• Study design

In order to assess the influence of land use and climate on the Kilimanjaro ecosystem, the KiLi project established 60 study sites. The study sites span an altitudinal range of 900 to 4600 m asl and represent the 12 major land cover types of the area. Six land cover types comprise natural vegetation from tropical savannah (at the lower slopes of the Kilimanjaro) to alpine vegetation (at an altitude of 4000-4600 m asl), the remaining six burned and logged forests, traditional agroforestry systems and managed plantations. Each land cover type is represented by five replicate study sites summing up to a total of 60 study sites. Spatial distances among study sites of the same land cover type are large, maximizing the spatial independence of the data.

study design

Schematic representation of the general study design of the KiLi project.

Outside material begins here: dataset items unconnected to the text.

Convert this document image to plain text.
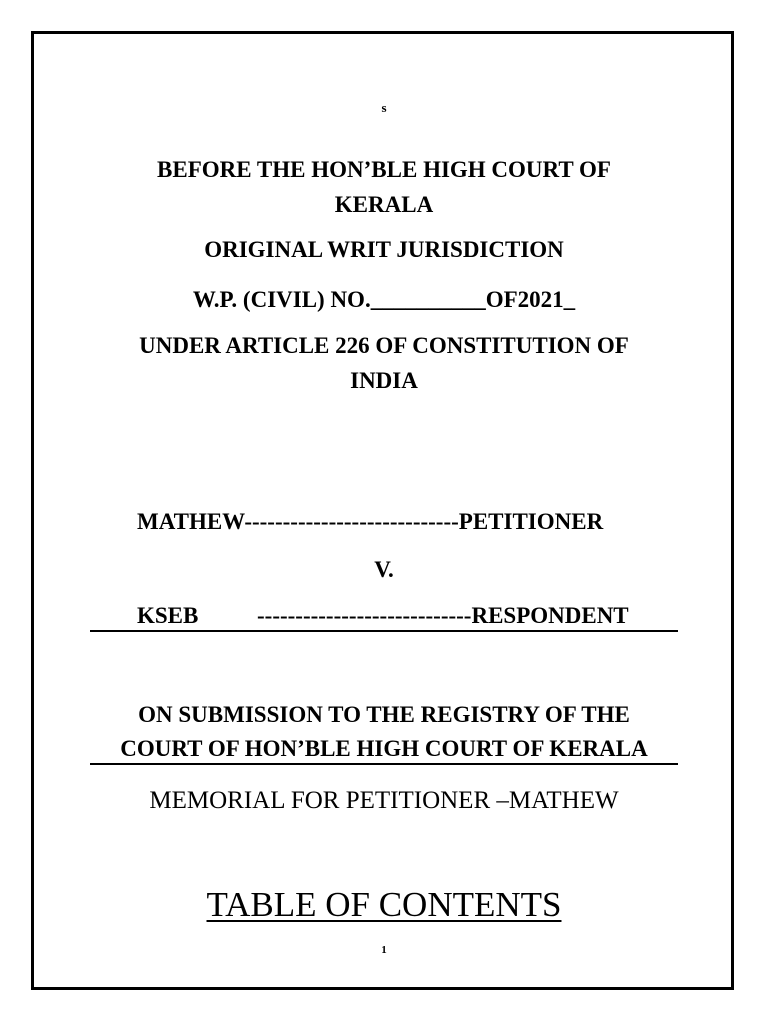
s
BEFORE THE HON’BLE HIGH COURT OF
KERALA
ORIGINAL WRIT JURISDICTION
W.P. (CIVIL) NO.__________OF2021_
UNDER ARTICLE 226 OF CONSTITUTION OF
INDIA
MATHEW----------------------------PETITIONER
V.
KSEB	----------------------------RESPONDENT
ON SUBMISSION TO THE REGISTRY OF THE
COURT OF HON’BLE HIGH COURT OF KERALA
MEMORIAL FOR PETITIONER –MATHEW
TABLE OF CONTENTS
1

The KiLi project collects data in the 12 major ecosystem types of the Kilimanjaro, 6 natural (A-F, squares) and 6 disturbed ecosystems (G-L, other symbols). 12 larger symbols represent the focal study plots (one for each ecosystem type) on which more elaborate measurements and experiments are conducted. A: Colline savannah, B: submontane-lower montane rainforest, C: Camphor Forest, D: Podocarpus forest, E: Erica Forest, F: alpine Helichrysum vegetation; G: Erica forest shifted to lower elevations due to disturbance, H: logged Camphor forest, I: meadow, J: Chagga homegarden, K: coffee plantation, L: maize field. All ecosystem types are represented by 5 replicate study plots.

• Study sites

A core aspect of the KiLi project is that all scientists involved gather their data on the same study sites, which allows us to integrate all data sets in order to derive a synthetic view on the influence of land use and climate on the Kilimanjaro ecosystem. The study sites have a size of 2500 m² (50 x 50 m²). Climate variables, soil properties, and nutrient status, regulation of water and carbon fluxes, trace gas emissions, primary productivity, functional diversity of plants, birds, bats, soil arthropods, selected insect taxa and related interactions, i.e. decomposition, pollination, seed dispersal, and predation are quantified. Depending on the field study effort these variables will be recorded in total or in part for all 60 study plots. For each subproject 12 focal plots among the 60 study plots well serve for more elaborated measurements and experiments to quantify causal relationships between climate, land cover change, biodiversity and ecosystem functioning. Focal plots have an extent of 10000 m² (100x100 m²).